Hard shell tacos are a popular dish originating from Mexican cuisine, characterized by crispy corn tortillas filled with various ingredients such as seasoned meat, beans, lettuce, cheese, and salsa. They provide a satisfying combination of textures and flavors. Nutritionally, hard shell tacos vary depending on the fillings, but they typically offer a good balance of macronutrients such as carbohydrates from the tortilla, protein from meats or beans, and healthy fats from avocado or cheese. They also contain vitamins like vitamin A (from lettuce or tomatoes) and minerals like calcium (from cheese). However, some variations can be higher in sodium due to seasoning or prepared toppings.
Hard shell tacos should be stored in an airtight container in a cool, dry place to maintain crispness. Prepare fillings fresh and refrigerate any leftovers promptly within 2 hours.
The protein content in hard shell tacos depends largely on the filling. For example, a single taco with ground beef and cheese typically contains around 12-15 grams of protein. Vegetarian versions with beans may provide slightly less protein, averaging around 8-10 grams per taco.
Traditional hard taco shells are made from corn and contain about 10-15 grams of net carbs per shell, making them unsuitable for a strict keto diet. To enjoy tacos on keto, consider using low-carb tortillas, cheese shells, or lettuce wraps as substitutes.
Hard shell tacos can be part of a healthy diet when made with balanced ingredients. They can be a good source of protein, fiber (from beans or vegetables), and essential vitamins like B vitamins from meat or legumes. However, store-bought versions often contain added fats and sodium, so it's best to prepare them at home to control ingredients.

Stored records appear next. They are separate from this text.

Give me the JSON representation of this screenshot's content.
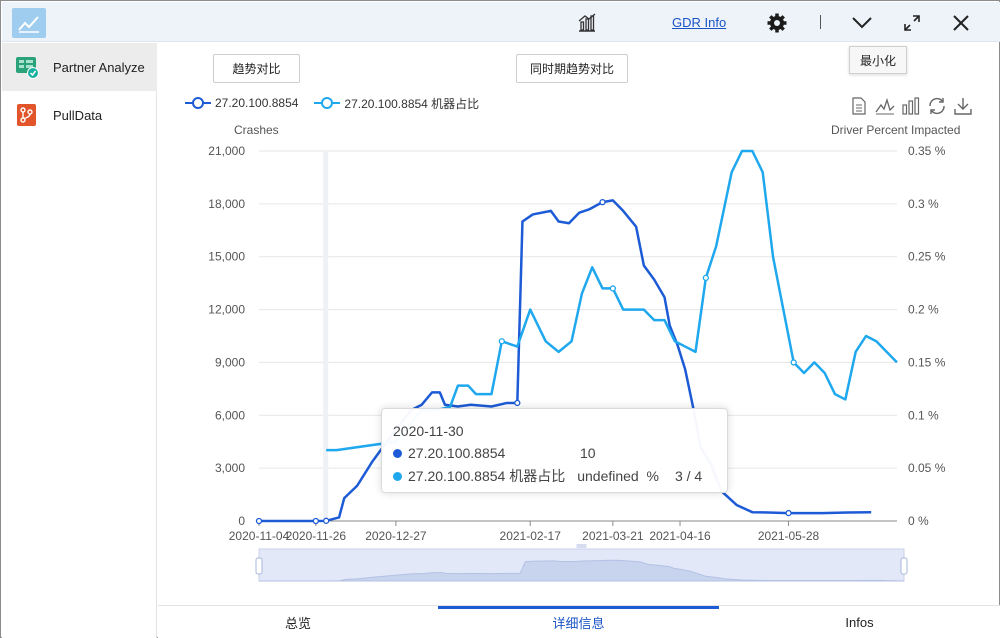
{
  "window": {
    "gdr_link": "GDR Info",
    "minimize_tooltip": "最小化",
    "icons": [
      "chart-icon",
      "settings-gear-icon",
      "chevron-down-icon",
      "fullscreen-icon",
      "close-icon"
    ]
  },
  "sidebar": {
    "items": [
      {
        "label": "Partner Analyze",
        "icon": "partner-analyze-icon",
        "active": true
      },
      {
        "label": "PullData",
        "icon": "pull-data-icon",
        "active": false
      }
    ]
  },
  "buttons": {
    "trend_compare": "趋势对比",
    "same_period_compare": "同时期趋势对比"
  },
  "toolbox": [
    "data-view-icon",
    "line-chart-icon",
    "bar-chart-icon",
    "restore-icon",
    "download-icon"
  ],
  "tooltip": {
    "date": "2020-11-30",
    "rows": [
      {
        "name": "27.20.100.8854",
        "value": "10",
        "extra": ""
      },
      {
        "name": "27.20.100.8854 机器占比",
        "value": "undefined  %",
        "extra": "3 / 4"
      }
    ]
  },
  "tabs": [
    {
      "label": "总览",
      "active": false
    },
    {
      "label": "详细信息",
      "active": true
    },
    {
      "label": "Infos",
      "active": false
    }
  ],
  "colors": {
    "series1": "#1d5bd6",
    "series2": "#1fa8ee",
    "accent": "#1a55c6",
    "grid": "#e6e6e6"
  },
  "chart_data": {
    "type": "line",
    "y_axis_name": "Crashes",
    "y2_axis_name": "Driver Percent Impacted",
    "ylim": [
      0,
      21000
    ],
    "y_ticks": [
      "0",
      "3,000",
      "6,000",
      "9,000",
      "12,000",
      "15,000",
      "18,000",
      "21,000"
    ],
    "y2lim": [
      0,
      0.35
    ],
    "y2_ticks": [
      "0 %",
      "0.05 %",
      "0.1 %",
      "0.15 %",
      "0.2 %",
      "0.25 %",
      "0.3 %",
      "0.35 %"
    ],
    "x_ticks": [
      "2020-11-04",
      "2020-11-26",
      "2020-12-27",
      "2021-02-17",
      "2021-03-21",
      "2021-04-16",
      "2021-05-28"
    ],
    "legend_position": "top-left",
    "grid": true,
    "highlighted_x": "2020-11-30",
    "series": [
      {
        "name": "27.20.100.8854",
        "axis": "left",
        "points": [
          [
            "2020-11-04",
            0
          ],
          [
            "2020-11-26",
            0
          ],
          [
            "2020-11-30",
            10
          ],
          [
            "2020-12-05",
            200
          ],
          [
            "2020-12-07",
            1300
          ],
          [
            "2020-12-12",
            2000
          ],
          [
            "2020-12-18",
            3400
          ],
          [
            "2020-12-27",
            5200
          ],
          [
            "2021-01-02",
            6300
          ],
          [
            "2021-01-06",
            6600
          ],
          [
            "2021-01-10",
            7300
          ],
          [
            "2021-01-13",
            7300
          ],
          [
            "2021-01-15",
            6600
          ],
          [
            "2021-01-20",
            6500
          ],
          [
            "2021-01-25",
            6600
          ],
          [
            "2021-02-02",
            6500
          ],
          [
            "2021-02-08",
            6700
          ],
          [
            "2021-02-12",
            6700
          ],
          [
            "2021-02-14",
            17000
          ],
          [
            "2021-02-18",
            17400
          ],
          [
            "2021-02-25",
            17600
          ],
          [
            "2021-02-28",
            17000
          ],
          [
            "2021-03-04",
            16900
          ],
          [
            "2021-03-08",
            17500
          ],
          [
            "2021-03-12",
            17700
          ],
          [
            "2021-03-17",
            18100
          ],
          [
            "2021-03-21",
            18200
          ],
          [
            "2021-03-25",
            17600
          ],
          [
            "2021-03-30",
            16700
          ],
          [
            "2021-04-02",
            14500
          ],
          [
            "2021-04-06",
            13700
          ],
          [
            "2021-04-10",
            12700
          ],
          [
            "2021-04-12",
            11100
          ],
          [
            "2021-04-15",
            10000
          ],
          [
            "2021-04-18",
            8600
          ],
          [
            "2021-04-21",
            6500
          ],
          [
            "2021-04-24",
            4200
          ],
          [
            "2021-04-28",
            3200
          ],
          [
            "2021-05-02",
            1700
          ],
          [
            "2021-05-08",
            900
          ],
          [
            "2021-05-14",
            500
          ],
          [
            "2021-05-20",
            480
          ],
          [
            "2021-05-28",
            450
          ],
          [
            "2021-06-10",
            450
          ],
          [
            "2021-06-20",
            480
          ],
          [
            "2021-06-29",
            500
          ]
        ]
      },
      {
        "name": "27.20.100.8854 机器占比",
        "axis": "right",
        "points": [
          [
            "2020-11-30",
            0.067
          ],
          [
            "2020-12-04",
            0.067
          ],
          [
            "2020-12-27",
            0.075
          ],
          [
            "2021-01-06",
            0.105
          ],
          [
            "2021-01-12",
            0.105
          ],
          [
            "2021-01-17",
            0.108
          ],
          [
            "2021-01-20",
            0.128
          ],
          [
            "2021-01-24",
            0.128
          ],
          [
            "2021-01-27",
            0.12
          ],
          [
            "2021-02-02",
            0.12
          ],
          [
            "2021-02-06",
            0.17
          ],
          [
            "2021-02-12",
            0.165
          ],
          [
            "2021-02-17",
            0.2
          ],
          [
            "2021-02-23",
            0.17
          ],
          [
            "2021-02-28",
            0.16
          ],
          [
            "2021-03-05",
            0.17
          ],
          [
            "2021-03-09",
            0.215
          ],
          [
            "2021-03-13",
            0.24
          ],
          [
            "2021-03-17",
            0.22
          ],
          [
            "2021-03-21",
            0.22
          ],
          [
            "2021-03-25",
            0.2
          ],
          [
            "2021-04-02",
            0.2
          ],
          [
            "2021-04-06",
            0.19
          ],
          [
            "2021-04-10",
            0.19
          ],
          [
            "2021-04-14",
            0.17
          ],
          [
            "2021-04-18",
            0.165
          ],
          [
            "2021-04-22",
            0.16
          ],
          [
            "2021-04-26",
            0.23
          ],
          [
            "2021-04-30",
            0.26
          ],
          [
            "2021-05-06",
            0.33
          ],
          [
            "2021-05-10",
            0.35
          ],
          [
            "2021-05-14",
            0.35
          ],
          [
            "2021-05-18",
            0.33
          ],
          [
            "2021-05-22",
            0.25
          ],
          [
            "2021-05-26",
            0.2
          ],
          [
            "2021-05-30",
            0.15
          ],
          [
            "2021-06-03",
            0.14
          ],
          [
            "2021-06-07",
            0.15
          ],
          [
            "2021-06-11",
            0.14
          ],
          [
            "2021-06-15",
            0.12
          ],
          [
            "2021-06-19",
            0.115
          ],
          [
            "2021-06-23",
            0.16
          ],
          [
            "2021-06-27",
            0.175
          ],
          [
            "2021-07-01",
            0.17
          ],
          [
            "2021-07-05",
            0.16
          ],
          [
            "2021-07-09",
            0.15
          ]
        ]
      }
    ],
    "data_zoom": {
      "start": "2020-11-04",
      "end": "2021-07-09"
    }
  }
}
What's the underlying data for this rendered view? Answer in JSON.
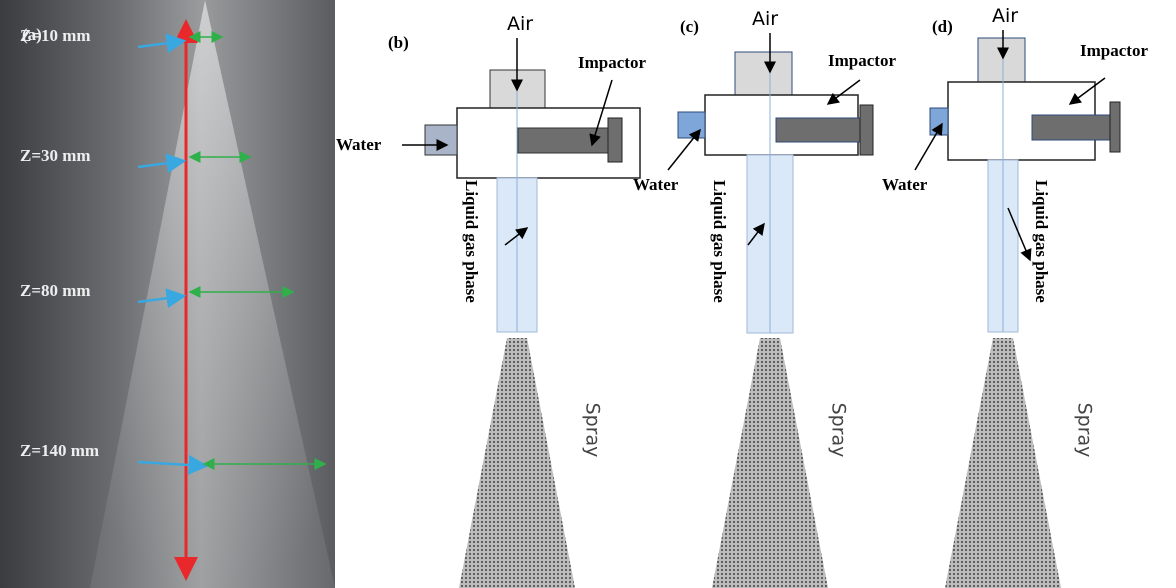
{
  "panel_a": {
    "label": "(a)",
    "positions": [
      "Z=10 mm",
      "Z=30 mm",
      "Z=80 mm",
      "Z=140 mm"
    ]
  },
  "panels": [
    {
      "label": "(b)",
      "air": "Air",
      "impactor": "Impactor",
      "water": "Water",
      "liquid": "Liquid gas phase",
      "spray": "Spray"
    },
    {
      "label": "(c)",
      "air": "Air",
      "impactor": "Impactor",
      "water": "Water",
      "liquid": "Liquid gas phase",
      "spray": "Spray"
    },
    {
      "label": "(d)",
      "air": "Air",
      "impactor": "Impactor",
      "water": "Water",
      "liquid": "Liquid gas phase",
      "spray": "Spray"
    }
  ]
}
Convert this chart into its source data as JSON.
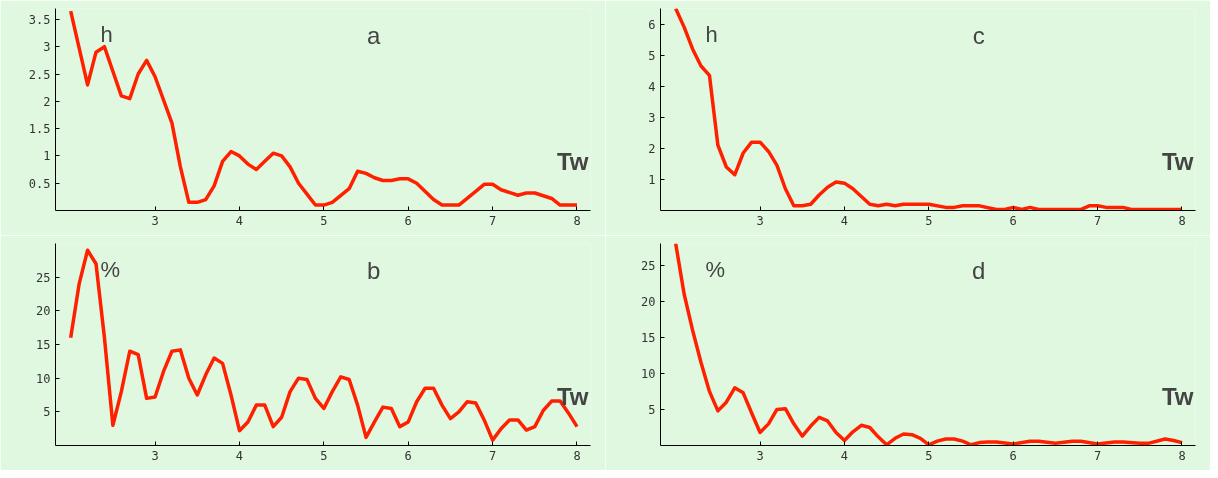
{
  "chart_data": [
    {
      "type": "line",
      "title": "a",
      "ylabel": "h",
      "xlabel": "Tw",
      "xlim": [
        1.82,
        8.16
      ],
      "ylim": [
        0,
        3.7
      ],
      "xticks": [
        3,
        4,
        5,
        6,
        7,
        8
      ],
      "yticks": [
        0.5,
        1,
        1.5,
        2,
        2.5,
        3,
        3.5
      ],
      "grid": false,
      "marker": "none",
      "line_style": "solid",
      "series": [
        {
          "color": "#ff2000",
          "x": [
            2,
            2.2,
            2.3,
            2.4,
            2.6,
            2.7,
            2.8,
            2.9,
            3.0,
            3.2,
            3.3,
            3.4,
            3.5,
            3.6,
            3.7,
            3.8,
            3.9,
            4.0,
            4.1,
            4.2,
            4.3,
            4.4,
            4.5,
            4.6,
            4.7,
            4.8,
            4.9,
            5.0,
            5.1,
            5.3,
            5.4,
            5.5,
            5.6,
            5.7,
            5.8,
            5.9,
            6.0,
            6.1,
            6.3,
            6.4,
            6.6,
            6.8,
            6.9,
            7.0,
            7.1,
            7.3,
            7.4,
            7.5,
            7.7,
            7.8,
            8.0
          ],
          "values": [
            3.65,
            2.3,
            2.9,
            3.0,
            2.1,
            2.05,
            2.5,
            2.75,
            2.45,
            1.6,
            0.8,
            0.15,
            0.15,
            0.2,
            0.45,
            0.9,
            1.08,
            1.0,
            0.85,
            0.75,
            0.9,
            1.05,
            1.0,
            0.8,
            0.5,
            0.3,
            0.1,
            0.1,
            0.15,
            0.4,
            0.72,
            0.68,
            0.6,
            0.55,
            0.55,
            0.58,
            0.58,
            0.5,
            0.2,
            0.1,
            0.1,
            0.35,
            0.48,
            0.48,
            0.38,
            0.28,
            0.32,
            0.32,
            0.22,
            0.1,
            0.1
          ]
        }
      ]
    },
    {
      "type": "line",
      "title": "c",
      "ylabel": "h",
      "xlabel": "Tw",
      "xlim": [
        1.82,
        8.16
      ],
      "ylim": [
        0,
        6.5
      ],
      "xticks": [
        3,
        4,
        5,
        6,
        7,
        8
      ],
      "yticks": [
        1,
        2,
        3,
        4,
        5,
        6
      ],
      "grid": false,
      "marker": "none",
      "line_style": "solid",
      "series": [
        {
          "color": "#ff2000",
          "x": [
            2,
            2.1,
            2.2,
            2.3,
            2.4,
            2.5,
            2.6,
            2.7,
            2.8,
            2.9,
            3.0,
            3.1,
            3.2,
            3.3,
            3.4,
            3.5,
            3.6,
            3.7,
            3.8,
            3.9,
            4.0,
            4.1,
            4.2,
            4.3,
            4.4,
            4.5,
            4.6,
            4.7,
            5.0,
            5.2,
            5.3,
            5.4,
            5.6,
            5.8,
            5.9,
            6.0,
            6.1,
            6.2,
            6.3,
            6.8,
            6.9,
            7.0,
            7.1,
            7.3,
            7.4,
            8.0
          ],
          "values": [
            6.5,
            5.9,
            5.2,
            4.65,
            4.35,
            2.1,
            1.4,
            1.15,
            1.85,
            2.2,
            2.2,
            1.9,
            1.45,
            0.7,
            0.15,
            0.15,
            0.2,
            0.5,
            0.75,
            0.92,
            0.88,
            0.7,
            0.45,
            0.2,
            0.15,
            0.2,
            0.15,
            0.2,
            0.2,
            0.1,
            0.1,
            0.15,
            0.15,
            0.03,
            0.03,
            0.1,
            0.03,
            0.1,
            0.03,
            0.03,
            0.15,
            0.15,
            0.1,
            0.1,
            0.03,
            0.03
          ]
        }
      ]
    },
    {
      "type": "line",
      "title": "b",
      "ylabel": "%",
      "xlabel": "Tw",
      "xlim": [
        1.82,
        8.16
      ],
      "ylim": [
        0,
        30
      ],
      "xticks": [
        3,
        4,
        5,
        6,
        7,
        8
      ],
      "yticks": [
        5,
        10,
        15,
        20,
        25
      ],
      "grid": false,
      "marker": "none",
      "line_style": "solid",
      "series": [
        {
          "color": "#ff2000",
          "x": [
            2,
            2.1,
            2.2,
            2.3,
            2.4,
            2.5,
            2.6,
            2.7,
            2.8,
            2.9,
            3.0,
            3.1,
            3.2,
            3.3,
            3.4,
            3.5,
            3.6,
            3.7,
            3.8,
            3.9,
            4.0,
            4.1,
            4.2,
            4.3,
            4.4,
            4.5,
            4.6,
            4.7,
            4.8,
            4.9,
            5.0,
            5.1,
            5.2,
            5.3,
            5.4,
            5.5,
            5.6,
            5.7,
            5.8,
            5.9,
            6.0,
            6.1,
            6.2,
            6.3,
            6.4,
            6.5,
            6.6,
            6.7,
            6.8,
            6.9,
            7.0,
            7.1,
            7.2,
            7.3,
            7.4,
            7.5,
            7.6,
            7.7,
            7.8,
            7.9,
            8.0
          ],
          "values": [
            16,
            24,
            29,
            27,
            16,
            3,
            8,
            14,
            13.5,
            7,
            7.2,
            11,
            14,
            14.2,
            10,
            7.5,
            10.5,
            13,
            12.2,
            7.5,
            2.2,
            3.5,
            6,
            6,
            2.8,
            4.2,
            8,
            10,
            9.8,
            7,
            5.5,
            8,
            10.2,
            9.8,
            6,
            1.2,
            3.5,
            5.7,
            5.5,
            2.8,
            3.5,
            6.5,
            8.5,
            8.5,
            6,
            4,
            5,
            6.5,
            6.3,
            3.8,
            0.8,
            2.5,
            3.8,
            3.8,
            2.3,
            2.8,
            5.2,
            6.6,
            6.6,
            4.8,
            2.8
          ]
        }
      ]
    },
    {
      "type": "line",
      "title": "d",
      "ylabel": "%",
      "xlabel": "Tw",
      "xlim": [
        1.82,
        8.16
      ],
      "ylim": [
        0,
        28
      ],
      "xticks": [
        3,
        4,
        5,
        6,
        7,
        8
      ],
      "yticks": [
        5,
        10,
        15,
        20,
        25
      ],
      "grid": false,
      "marker": "none",
      "line_style": "solid",
      "series": [
        {
          "color": "#ff2000",
          "x": [
            2,
            2.1,
            2.2,
            2.3,
            2.4,
            2.5,
            2.6,
            2.7,
            2.8,
            2.9,
            3.0,
            3.1,
            3.2,
            3.3,
            3.4,
            3.5,
            3.6,
            3.7,
            3.8,
            3.9,
            4.0,
            4.1,
            4.2,
            4.3,
            4.4,
            4.5,
            4.6,
            4.7,
            4.8,
            4.9,
            5.0,
            5.1,
            5.2,
            5.3,
            5.4,
            5.5,
            5.6,
            5.7,
            5.8,
            6.0,
            6.2,
            6.3,
            6.5,
            6.7,
            6.8,
            7.0,
            7.2,
            7.3,
            7.5,
            7.6,
            7.8,
            7.9,
            8.0
          ],
          "values": [
            28,
            21,
            16,
            11.5,
            7.5,
            4.8,
            6,
            8,
            7.3,
            4.5,
            1.8,
            3,
            5,
            5.1,
            3,
            1.3,
            2.7,
            3.9,
            3.4,
            1.8,
            0.7,
            1.9,
            2.8,
            2.5,
            1.2,
            0.1,
            1,
            1.6,
            1.5,
            1,
            0.1,
            0.6,
            0.9,
            0.9,
            0.6,
            0.1,
            0.4,
            0.5,
            0.5,
            0.2,
            0.6,
            0.6,
            0.3,
            0.6,
            0.6,
            0.2,
            0.5,
            0.5,
            0.3,
            0.3,
            0.9,
            0.7,
            0.4
          ]
        }
      ]
    }
  ]
}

A typical serving size is 2-3 hard shell tacos, depending on the filling and toppings used. Adjust this number based on your caloric needs and hunger level. Each taco typically contains 150-200 calories (including the shell, filling, and toppings), so portion control is key.
Hard shell tacos are typically fried and crunchy, while soft shell tacos are made with pliable tortillas, often from flour or corn. Hard shells are higher in calories and may contain more fat due to frying. Soft shells are usually less caloric and better for rolling larger fillings. Taste and health considerations should guide your choice.
Our nutrition data comes from trusted, authoritative sources to ensure accuracy and reliability. Below are specific scientific references and authoritative sources for this food item.
Additional Authoritative Sources:
Daily value percentages based on FDA guidelines. Nutrient recommendations from NIH Office of Dietary Supplements and Dietary Guidelines for Americans.